Enhanced risk assessment: APIs allow insurers to access disparate sets of data which can then be further harnessed to provide more intelligent risk evaluation, real-time fact-checking, reduce the underwriting time, and price premiums more effectively. For example, data generated by wearables can be used to measure an individual’s lifestyle and evaluate risk tolerance, thereby allowing insurers to incentivise low-risk behaviours.
In the case of consumable APIs, the biggest benefit is an opportunity to drive business growth. Inarguably, APIs have revolutionised the way insurers do business. Through APIs, insurers can tap into a wider range of businesses and sectors, partner with third-party providers, and gain access to new revenue channels. For example, an insurer can embed a transactional API into its partners’ website, mobile app, and other digital channels to offer insurance coverage to customers at the point of sale. As a result, home, travel, car, and several other types of insurance can be seamlessly integrated into customer journeys, thereby easing the entire sales and insurance lifecycle for the customer.
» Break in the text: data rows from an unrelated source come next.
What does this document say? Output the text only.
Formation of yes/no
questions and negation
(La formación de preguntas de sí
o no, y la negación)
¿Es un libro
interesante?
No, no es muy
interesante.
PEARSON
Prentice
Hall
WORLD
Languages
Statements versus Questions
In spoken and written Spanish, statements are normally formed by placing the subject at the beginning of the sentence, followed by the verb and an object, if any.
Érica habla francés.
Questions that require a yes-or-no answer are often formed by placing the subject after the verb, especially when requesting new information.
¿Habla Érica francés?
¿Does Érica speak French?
APIs can be implemented as public (available to all), partner (available to select associates), and private (only for internal use). Financial institutions new to API technology usually collaborate with partner APIs as these offer adequate guidance and support while also being more efficient and cost-effective when compared to creating a private API. There is strong consensus that insurtech APIs make the entire system simpler and more seamless with carriers enjoying maximum ROI.